Ese obispo nos dio la primera comunión a mí y buen número de compañeros de clase cuando andábamos en el tercero o cuarto de primaria. Fue aquel un día memorable, precedido por muchas semanas de preparación que nos tuvieron todas las tardes en la capilla del Colegio, recibiendo clases extras de religión de boca del director, el calvo Hermano Agustín de cuadrada mandíbula. Eran unas clases espléndidas, con historias sacadas de los Evangelios y de las vidas de los santos, milagrosas, heroicas, exóticas y sorprendentes, donde la pureza y la fe vencían siempre las más terribles pruebas, con finales felices, en los que los cielos se abrían para recibir con un coro de ángeles a los cristianos mártires, desmenuzados por las fieras en los coliseos paganos o guillotinados por negarse a traicionar al Señor, y de arrepentidos tan desesperados por sus infames pecados que, como el duque de Normandía, llamado también Roberto el Diablo, no vacilaban en vivir a cuatro patas, imitando a los perros, para redimirse ante la Virgen. El Hermano Agustín las refería con elocuencia y pasión, ayudado de grandes ademanes, como un consumado narrador, y ellas quedaban luego chisporroteando en la memoria igual que un fuego de artificio. A medida que se acercaba el día señalado, hubo varios rituales que cumplir: ir a probarse el terno, comprar los zapatos blancos, fotografiarse en el estudio del señor Zapata bajo unos reflectores cinematográficos. Comulgamos de mañana, en una capilla adornada con flores frescas, rebosante de familiares de los comulgantes, y hubo después desayuno multitudinario en el patio del Colegio, con chocolate caliente y pastelitos. Y, luego, otra fiesta, esta familiar, en la casa de Ladislao Cabrera, con primas, tías y tíos y muchos regalos para el héroe del día.
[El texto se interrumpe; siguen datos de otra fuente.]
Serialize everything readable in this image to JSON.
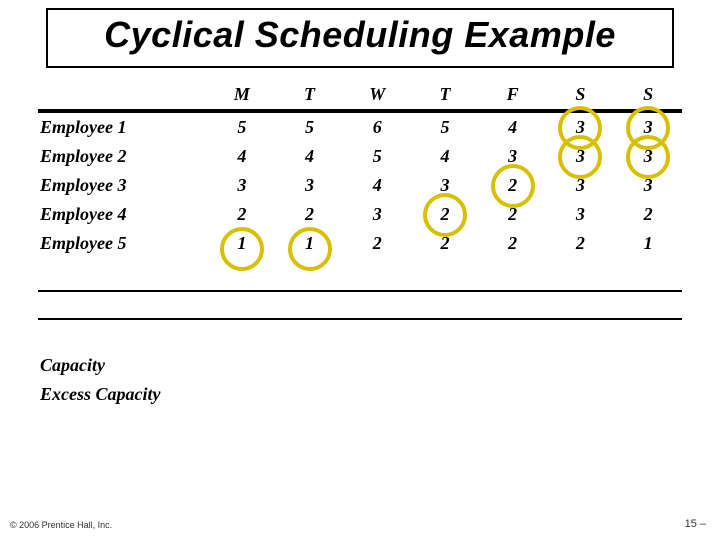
{
  "title": "Cyclical Scheduling Example",
  "chart_data": {
    "type": "table",
    "columns": [
      "M",
      "T",
      "W",
      "T",
      "F",
      "S",
      "S"
    ],
    "rows": [
      {
        "label": "Employee 1",
        "values": [
          5,
          5,
          6,
          5,
          4,
          3,
          3
        ],
        "circled": [
          false,
          false,
          false,
          false,
          false,
          true,
          true
        ]
      },
      {
        "label": "Employee 2",
        "values": [
          4,
          4,
          5,
          4,
          3,
          3,
          3
        ],
        "circled": [
          false,
          false,
          false,
          false,
          false,
          true,
          true
        ]
      },
      {
        "label": "Employee 3",
        "values": [
          3,
          3,
          4,
          3,
          2,
          3,
          3
        ],
        "circled": [
          false,
          false,
          false,
          false,
          true,
          false,
          false
        ]
      },
      {
        "label": "Employee 4",
        "values": [
          2,
          2,
          3,
          2,
          2,
          3,
          2
        ],
        "circled": [
          false,
          false,
          false,
          true,
          false,
          false,
          false
        ]
      },
      {
        "label": "Employee 5",
        "values": [
          1,
          1,
          2,
          2,
          2,
          2,
          1
        ],
        "circled": [
          true,
          true,
          false,
          false,
          false,
          false,
          false
        ]
      }
    ]
  },
  "footer_labels": {
    "capacity": "Capacity",
    "excess_capacity": "Excess Capacity"
  },
  "footer": {
    "left": "© 2006 Prentice Hall, Inc.",
    "right": "15 –"
  }
}
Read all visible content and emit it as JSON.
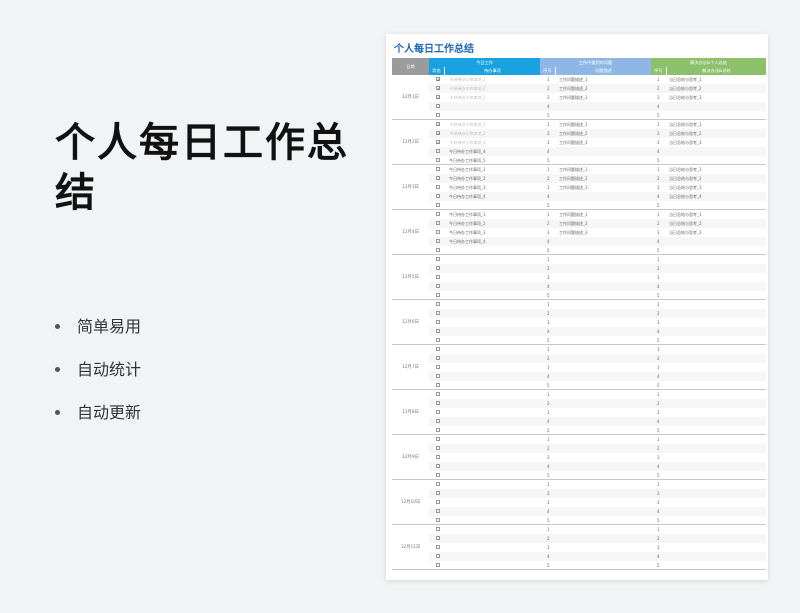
{
  "hero": {
    "title": "个人每日工作总结"
  },
  "features": [
    "简单易用",
    "自动统计",
    "自动更新"
  ],
  "sheet": {
    "title": "个人每日工作总结",
    "header": {
      "date": "日期",
      "today_work": "今日工作",
      "problems": "工作中遇到的问题",
      "solutions": "解决办法&个人总结",
      "status": "状态",
      "todo": "待办事项",
      "seq1": "序号",
      "problem_desc": "问题描述",
      "seq2": "序号",
      "solution_desc": "解决办法&总结"
    },
    "days": [
      {
        "date": "12月1日",
        "rows": [
          {
            "check": true,
            "task": "今日待办工作事项_1",
            "p": "工作问题描述_1",
            "s": "当日总结与思考_1"
          },
          {
            "check": true,
            "task": "今日待办工作事项_2",
            "p": "工作问题描述_2",
            "s": "当日总结与思考_2"
          },
          {
            "check": true,
            "task": "今日待办工作事项_3",
            "p": "工作问题描述_3",
            "s": "当日总结与思考_3"
          },
          {
            "check": false,
            "task": "",
            "p": "",
            "s": ""
          },
          {
            "check": false,
            "task": "",
            "p": "",
            "s": ""
          }
        ]
      },
      {
        "date": "12月2日",
        "rows": [
          {
            "check": true,
            "task": "今日待办工作事项_1",
            "p": "工作问题描述_1",
            "s": "当日总结与思考_1"
          },
          {
            "check": true,
            "task": "今日待办工作事项_2",
            "p": "工作问题描述_2",
            "s": "当日总结与思考_2"
          },
          {
            "check": true,
            "task": "今日待办工作事项_3",
            "p": "工作问题描述_3",
            "s": "当日总结与思考_3"
          },
          {
            "check": false,
            "task": "今日待办工作事项_4",
            "p": "",
            "s": ""
          },
          {
            "check": false,
            "task": "今日待办工作事项_5",
            "p": "",
            "s": ""
          }
        ]
      },
      {
        "date": "12月3日",
        "rows": [
          {
            "check": false,
            "task": "今日待办工作事项_1",
            "p": "工作问题描述_1",
            "s": "当日总结与思考_1"
          },
          {
            "check": false,
            "task": "今日待办工作事项_2",
            "p": "工作问题描述_2",
            "s": "当日总结与思考_2"
          },
          {
            "check": false,
            "task": "今日待办工作事项_3",
            "p": "工作问题描述_3",
            "s": "当日总结与思考_3"
          },
          {
            "check": false,
            "task": "今日待办工作事项_4",
            "p": "",
            "s": "当日总结与思考_4"
          },
          {
            "check": false,
            "task": "",
            "p": "",
            "s": ""
          }
        ]
      },
      {
        "date": "12月4日",
        "rows": [
          {
            "check": false,
            "task": "今日待办工作事项_1",
            "p": "工作问题描述_1",
            "s": "当日总结与思考_1"
          },
          {
            "check": false,
            "task": "今日待办工作事项_2",
            "p": "工作问题描述_2",
            "s": "当日总结与思考_2"
          },
          {
            "check": false,
            "task": "今日待办工作事项_3",
            "p": "工作问题描述_3",
            "s": "当日总结与思考_3"
          },
          {
            "check": false,
            "task": "今日待办工作事项_4",
            "p": "",
            "s": ""
          },
          {
            "check": false,
            "task": "",
            "p": "",
            "s": ""
          }
        ]
      },
      {
        "date": "12月5日",
        "rows": []
      },
      {
        "date": "12月6日",
        "rows": []
      },
      {
        "date": "12月7日",
        "rows": []
      },
      {
        "date": "12月8日",
        "rows": []
      },
      {
        "date": "12月9日",
        "rows": []
      },
      {
        "date": "12月10日",
        "rows": []
      },
      {
        "date": "12月11日",
        "rows": []
      }
    ]
  },
  "colors": {
    "blue": "#1aa1e0",
    "lightblue": "#8fb7e6",
    "green": "#8dc06a",
    "gray": "#9b9b9b",
    "title": "#1b66b0"
  }
}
La gran aventura de esa época fue el viaje a Arequipa con mi madre, la abuelita y la Mamaé, en 1940, para asistir al Congreso Eucarístico, en Arequipa, la tierra solar, que se mantenía viva en las anécdotas innumerables y la nostalgia de la familia. Estuvimos alojados en casa del tío Eduardo, que era juez, solterón y bondadoso; su cocinera Inocencia preparaba unos candentes chupes en los que sobresalían unos monstruos crustáceos, de cáscara rojiza y pinzas articuladas que me fascinaron. Recuerdo aquel viaje como una exaltante expedición: el tren de Cochabamba a la Paz; las calles empinadas de la capital boliviana; el vaporcito que cruzaba el Titicaca de noche, hasta la llegada a Puno, en el amanecer. Y, luego, nuevamente, el tren hasta la Ciudad Blanca. Allí estaban tantas cosas conocidas hasta entonces solo de oídas: las casas de sillar; el Misti y los volcanes; la casita donde nací, que me mostraron, en el bulevar Parra; el queso helado y las pastas de La Ibérica. Los rezos y cantos multitudinarios del Congreso Eucarístico me asustaban, y, todavía más, la voz del orador, un hombre importantísimo, de corbata pajarita, que señalaban con el dedo: Víctor Andrés Belaunde. Cuando regresamos a Cochabamba, yo me sentía ya grande.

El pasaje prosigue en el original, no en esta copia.